La veterana jugadora de la selección portuguesa tiene una doble misión en este vestuario. Su labor como experta se ve complementada con la tarea de traducir las distintas voces de los entrenamientos. No es fácil la comunicación cuando sobre el parqué trabajan procedencias tan dispares como Estados Unidos, Reino Unido, Croacia, Portugal, Valencia, Huelva... «Nos entendemos como podemos. Yo hago todo lo que puedo y no hay problemas. Pensábamos que el idioma sería un inconveniente, pero no lo está siendo», añade Larisse.

Un Baloncesto Batalyaws que, pese a las reminiscencias con su predecesor BBF, quiere hacer borrón y cuenta nueva porque entiende que se trata de un proyecto diferente. Y lo primero en ser borrado es el color. Del rosa se ha pasado al blanco y negro, los distintivos de Badajoz. La idea es identificarse más con la aletargada afición pacense respecto a un deporte que en la última década ha significado más decepciones que alegrías. «El rosa estaba muy bien, porque somos chicas y eso, pero es mejor el blanco y negro y además son los colores de la ciudad. El club lo tenía claro desde el principio», argumenta la escolta lusa. Suárez las llama las 'Black and White Girls', por aquello de la nueva equipación y la canción de Michael Jackson, referida al crisol de razas y nacionalidades que define también al plantel pacense. La técnico desea que más gente acuda a Las Palmeras para con su aliento defender la elástica albinegra. «Es una equipación que refleja los colores de la ciudad. Y se ha conseguido un gran diseño».

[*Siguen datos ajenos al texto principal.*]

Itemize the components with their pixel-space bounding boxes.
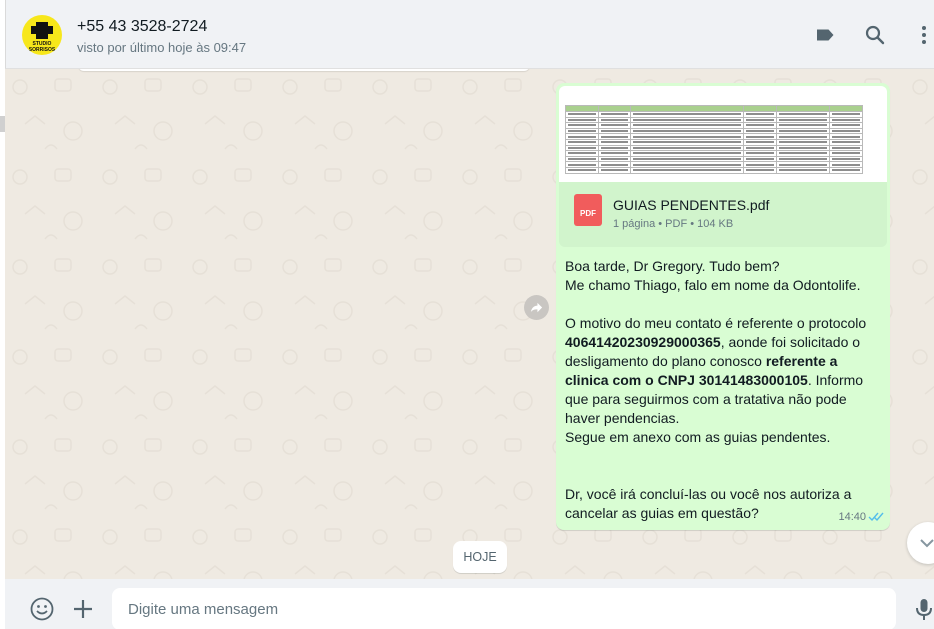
emoji-icon[interactable] [29, 596, 55, 622]
document-meta: 1 página • PDF • 104 KB [613, 218, 734, 230]
previous-message-edge [78, 69, 530, 71]
menu-dots-icon[interactable] [912, 23, 934, 47]
message-text: Boa tarde, Dr Gregory. Tudo bem? Me cham… [565, 258, 871, 521]
forward-button[interactable] [524, 295, 549, 320]
last-seen-status: visto por último hoje às 09:47 [77, 40, 247, 55]
pdf-file-icon: PDF [574, 194, 602, 226]
read-receipt-icon [868, 512, 884, 522]
protocol-number: 40641420230929000365 [565, 334, 721, 350]
attach-plus-icon[interactable] [70, 596, 96, 622]
document-attachment[interactable]: PDF GUIAS PENDENTES.pdf 1 página • PDF •… [559, 182, 887, 247]
message-time: 14:40 [838, 511, 866, 523]
day-divider: HOJE [453, 541, 507, 573]
whatsapp-web-window: STUDIO SORRISOS +55 43 3528-2724 visto p… [0, 0, 934, 629]
document-thumbnail[interactable] [559, 86, 887, 182]
conversation-panel[interactable]: PDF GUIAS PENDENTES.pdf 1 página • PDF •… [5, 69, 934, 579]
microphone-icon[interactable] [911, 596, 934, 622]
search-icon[interactable] [863, 23, 887, 47]
avatar-logo-text: STUDIO SORRISOS [28, 41, 56, 53]
forward-icon [530, 302, 543, 313]
avatar[interactable]: STUDIO SORRISOS [22, 15, 62, 55]
chevron-down-icon [920, 539, 934, 548]
document-file-name[interactable]: GUIAS PENDENTES.pdf [613, 197, 769, 213]
message-input[interactable] [112, 588, 896, 629]
thumbnail-table [565, 105, 863, 174]
outgoing-message-bubble[interactable]: PDF GUIAS PENDENTES.pdf 1 página • PDF •… [556, 83, 890, 530]
message-composer [5, 579, 934, 629]
contact-name[interactable]: +55 43 3528-2724 [77, 18, 207, 36]
label-icon[interactable] [813, 23, 837, 47]
chat-header[interactable]: STUDIO SORRISOS +55 43 3528-2724 visto p… [5, 0, 934, 69]
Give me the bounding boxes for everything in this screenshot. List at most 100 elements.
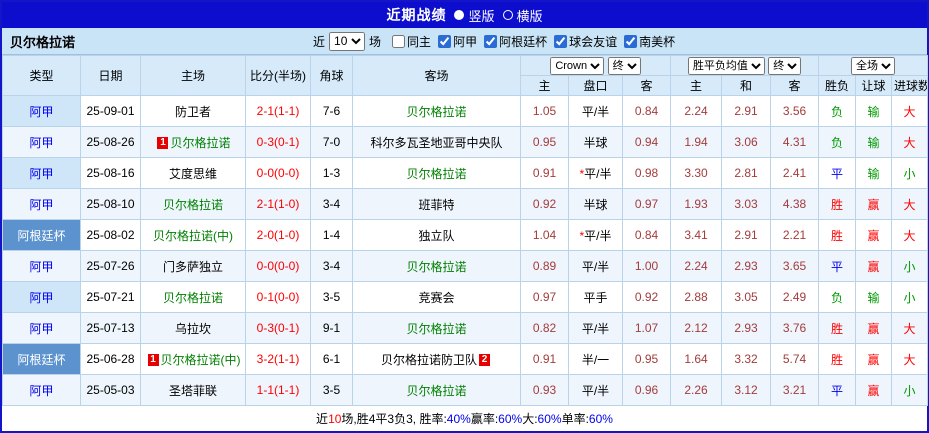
checkbox-input-copa-sudamericana[interactable]	[624, 34, 638, 48]
league-cell[interactable]: 阿甲	[2, 374, 81, 406]
corner-cell: 1-4	[310, 219, 353, 251]
score-cell[interactable]: 1-1(1-1)	[245, 374, 311, 406]
away-team-cell[interactable]: 贝尔格拉诺	[352, 250, 521, 282]
away-team-cell[interactable]: 科尔多瓦圣地亚哥中央队	[352, 126, 521, 158]
checkbox-input-liga[interactable]	[438, 34, 452, 48]
team-name: 圣塔菲联	[168, 383, 217, 398]
filter-checkbox-same-home[interactable]: 同主	[392, 33, 431, 50]
league-cell[interactable]: 阿甲	[2, 250, 81, 282]
result-cell: 平	[818, 250, 857, 282]
score-cell[interactable]: 3-2(1-1)	[245, 343, 311, 375]
table-body: 阿甲 25-09-01 防卫者 2-1(1-1) 7-6 贝尔格拉诺 1.05 平/半 0.84…	[2, 95, 929, 406]
radio-selected-icon	[454, 10, 465, 20]
corner-cell: 6-1	[310, 343, 353, 375]
date-cell: 25-08-02	[80, 219, 141, 251]
corner-cell: 7-0	[310, 126, 353, 158]
team-name: 贝尔格拉诺	[162, 290, 223, 305]
score-cell[interactable]: 0-1(0-0)	[245, 281, 311, 313]
euro-stage-select[interactable]: 终	[768, 56, 802, 75]
home-team-cell[interactable]: 艾度思维	[140, 157, 246, 189]
handicap-cell: 平/半	[568, 250, 623, 282]
team-name: 竞赛会	[418, 290, 455, 305]
league-cell[interactable]: 阿根廷杯	[2, 343, 81, 375]
team-name: 贝尔格拉诺	[162, 197, 223, 212]
away-team-cell[interactable]: 贝尔格拉诺	[352, 157, 521, 189]
asian-away-odds-cell: 0.97	[622, 188, 671, 220]
league-cell[interactable]: 阿甲	[2, 157, 81, 189]
home-team-cell[interactable]: 防卫者	[140, 95, 246, 127]
odds-company-select[interactable]: Crown	[550, 56, 605, 75]
col-header-euro-away: 客	[769, 75, 820, 96]
euro-away-odds-cell: 2.41	[769, 157, 820, 189]
away-team-cell[interactable]: 独立队	[352, 219, 521, 251]
league-cell[interactable]: 阿根廷杯	[2, 219, 81, 251]
match-count-select[interactable]: 10	[329, 31, 366, 51]
col-header-asian-handicap: 盘口	[568, 75, 623, 96]
away-team-cell[interactable]: 竞赛会	[352, 281, 521, 313]
league-cell[interactable]: 阿甲	[2, 188, 81, 220]
away-team-cell[interactable]: 贝尔格拉诺防卫队 2	[352, 343, 521, 375]
summary-text-part: 10	[328, 411, 342, 426]
layout-radio-horizontal[interactable]: 横版	[502, 6, 543, 25]
score-cell[interactable]: 2-1(1-1)	[245, 95, 311, 127]
result-cell: 平	[818, 374, 857, 406]
result-scope-select[interactable]: 全场	[851, 56, 896, 75]
home-team-cell[interactable]: 贝尔格拉诺(中)	[140, 219, 246, 251]
home-team-cell[interactable]: 1 贝尔格拉诺(中)	[140, 343, 246, 375]
team-name: 门多萨独立	[162, 259, 223, 274]
euro-odds-select[interactable]: 胜平负均值	[687, 56, 765, 75]
checkbox-input-club-friendly[interactable]	[554, 34, 568, 48]
filter-checkbox-copa-sudamericana[interactable]: 南美杯	[624, 33, 675, 50]
filter-checkbox-club-friendly[interactable]: 球会友谊	[554, 33, 617, 50]
date-cell: 25-09-01	[80, 95, 141, 127]
score-cell[interactable]: 0-3(0-1)	[245, 126, 311, 158]
filter-checkbox-liga[interactable]: 阿甲	[438, 33, 477, 50]
asian-home-odds-cell: 0.92	[520, 188, 569, 220]
team-name: 艾度思维	[168, 166, 217, 181]
euro-home-odds-cell: 3.30	[670, 157, 722, 189]
filter-checkbox-group: 同主 阿甲 阿根廷杯 球会友谊 南美杯	[385, 33, 675, 50]
away-team-cell[interactable]: 贝尔格拉诺	[352, 95, 521, 127]
league-cell[interactable]: 阿甲	[2, 312, 81, 344]
league-cell[interactable]: 阿甲	[2, 126, 81, 158]
away-team-cell[interactable]: 贝尔格拉诺	[352, 374, 521, 406]
home-team-cell[interactable]: 圣塔菲联	[140, 374, 246, 406]
home-team-cell[interactable]: 贝尔格拉诺	[140, 281, 246, 313]
league-cell[interactable]: 阿甲	[2, 281, 81, 313]
checkbox-input-argentina-cup[interactable]	[484, 34, 498, 48]
col-header-euro-home: 主	[670, 75, 722, 96]
score-cell[interactable]: 0-0(0-0)	[245, 250, 311, 282]
home-team-cell[interactable]: 1 贝尔格拉诺	[140, 126, 246, 158]
home-team-cell[interactable]: 贝尔格拉诺	[140, 188, 246, 220]
handicap-cell: 平/半	[568, 95, 623, 127]
euro-away-odds-cell: 4.38	[769, 188, 820, 220]
match-row: 阿甲 25-07-21 贝尔格拉诺 0-1(0-0) 3-5 竞赛会 0.97 平手 0.92 2…	[2, 281, 929, 313]
score-cell[interactable]: 0-3(0-1)	[245, 312, 311, 344]
col-header-type: 类型	[2, 55, 81, 96]
filter-checkbox-argentina-cup[interactable]: 阿根廷杯	[484, 33, 547, 50]
euro-draw-odds-cell: 3.03	[721, 188, 771, 220]
radio-horizontal-label: 横版	[516, 8, 543, 24]
score-cell[interactable]: 0-0(0-0)	[245, 157, 311, 189]
score-cell[interactable]: 2-0(1-0)	[245, 219, 311, 251]
home-team-cell[interactable]: 乌拉坎	[140, 312, 246, 344]
league-cell[interactable]: 阿甲	[2, 95, 81, 127]
team-name: 贝尔格拉诺(中)	[160, 352, 241, 367]
score-cell[interactable]: 2-1(1-0)	[245, 188, 311, 220]
home-team-cell[interactable]: 门多萨独立	[140, 250, 246, 282]
asian-stage-select[interactable]: 终	[607, 56, 641, 75]
summary-text-part: 60%	[537, 411, 562, 426]
panel-title: 近期战绩	[386, 7, 447, 23]
euro-away-odds-cell: 3.56	[769, 95, 820, 127]
match-row: 阿根廷杯 25-06-28 1 贝尔格拉诺(中) 3-2(1-1) 6-1 贝尔格拉诺防卫队…	[2, 343, 929, 375]
asian-away-odds-cell: 0.84	[622, 95, 671, 127]
away-team-cell[interactable]: 班菲特	[352, 188, 521, 220]
result-cell: 平	[818, 157, 857, 189]
away-team-cell[interactable]: 贝尔格拉诺	[352, 312, 521, 344]
asian-away-odds-cell: 0.96	[622, 374, 671, 406]
checkbox-input-same-home[interactable]	[392, 34, 406, 48]
summary-text-part: 单率:	[561, 412, 589, 426]
layout-radio-vertical[interactable]: 竖版	[454, 6, 495, 25]
euro-draw-odds-cell: 2.91	[721, 219, 771, 251]
euro-draw-odds-cell: 2.81	[721, 157, 771, 189]
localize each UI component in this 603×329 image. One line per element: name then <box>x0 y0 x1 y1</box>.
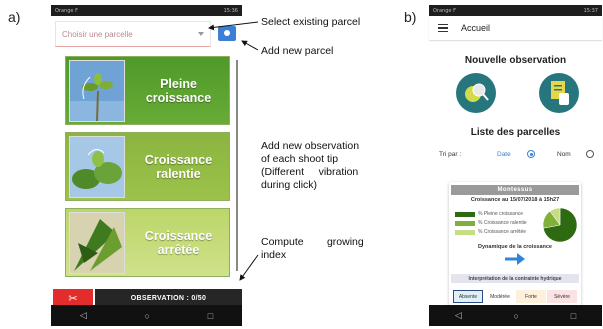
legend-item: % Pleine croissance <box>455 211 523 217</box>
new-observation-button[interactable] <box>456 73 496 113</box>
grape-search-icon <box>465 83 489 102</box>
page-title: Accueil <box>461 23 491 33</box>
annotation-line: (Different vibration <box>261 166 359 178</box>
legend-item: % Croissance arrêtée <box>455 229 526 235</box>
parcel-name: Montessus <box>451 185 579 195</box>
legend-label: % Croissance arrêtée <box>478 229 527 235</box>
annotation-line: Add new observation <box>261 140 360 152</box>
legend-label: % Croissance ralentie <box>478 220 527 226</box>
chip-strong: Forte <box>516 290 546 303</box>
growth-date-line: Croissance au 15/07/2018 à 15h27 <box>470 197 560 203</box>
back-icon[interactable]: ◁ <box>455 310 462 321</box>
growth-pie-chart <box>542 207 578 243</box>
chip-absent: Absente <box>453 290 483 303</box>
water-constraint-label: Interprétation de la contrainte hydrique <box>451 274 579 283</box>
chip-moderate: Modérée <box>485 290 515 303</box>
annotation-line: Compute growing <box>261 236 364 248</box>
arrow-select <box>208 21 259 31</box>
legend-item: % Croissance ralentie <box>455 220 527 226</box>
carrier-text: Orange F <box>433 7 456 14</box>
arrow-right-icon <box>505 253 525 265</box>
status-bar: Orange F 15:37 <box>429 5 602 16</box>
android-nav-bar: ◁ ○ □ <box>429 305 602 326</box>
menu-icon[interactable] <box>438 22 448 35</box>
sort-option-date[interactable]: Date <box>497 151 511 158</box>
growth-dynamics-label: Dynamique de la croissance <box>478 244 552 250</box>
phone-b-screen: Orange F 15:37 Accueil Nouvelle observat… <box>429 5 602 326</box>
sort-label: Tri par : <box>439 151 462 158</box>
home-icon[interactable]: ○ <box>514 311 519 321</box>
parcel-list-heading: Liste des parcelles <box>470 127 561 138</box>
clock-text: 15:37 <box>583 7 598 14</box>
sort-date-radio[interactable] <box>527 150 535 158</box>
annotation-compute-index: Compute growing index <box>261 236 364 262</box>
legend-swatch <box>455 220 475 226</box>
annotation-select-parcel: Select existing parcel <box>261 16 361 28</box>
sort-option-name[interactable]: Nom <box>557 151 571 158</box>
annotation-line: index <box>261 249 287 261</box>
parcel-card[interactable]: Montessus Croissance au 15/07/2018 à 15h… <box>449 182 581 312</box>
arrow-compute <box>239 254 259 281</box>
chip-severe: Sévère <box>547 290 577 303</box>
document-tap-icon <box>551 81 569 105</box>
sort-name-radio[interactable] <box>586 150 594 158</box>
arrow-add <box>241 40 259 51</box>
legend-swatch <box>455 211 475 217</box>
annotation-add-parcel: Add new parcel <box>261 45 334 57</box>
new-observation-heading: Nouvelle observation <box>464 55 567 66</box>
annotation-line: during click) <box>261 179 318 191</box>
annotation-add-observation: Add new observation of each shoot tip (D… <box>261 140 359 192</box>
legend-label: % Pleine croissance <box>478 211 524 217</box>
legend-swatch <box>455 229 475 235</box>
annotation-line: of each shoot tip <box>261 153 339 165</box>
consult-parcels-button[interactable] <box>539 73 579 113</box>
app-header: Accueil <box>429 16 602 40</box>
recents-icon[interactable]: □ <box>571 311 576 321</box>
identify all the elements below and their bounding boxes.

Por ejemplo esta tarde ante el Estudiantes. Un encuentro para el que las locales tienen la baja de Chantel, que sigue tratándose sus molestias de tobillo. Como duda aparece la propia Larisse, que padece una lumbalgia que la ha frenado toda la semana. Ella dice que no quiere perdérselo aunque juegue mermada. La entrada costará apenas dos euros y se puede sacar en taquilla un abono por 15 euros para ver los 13 encuentros como local. Mientras llega la cita, además de la visita al Colegio Puente Real, capitana y entrenadora participaron en la noche del viernes en El Corte Inglés en una conferencia sobre la trayectoria de un baloncesto femenino que tiene nuevo representante para defender el blanco y negro de la ciudad.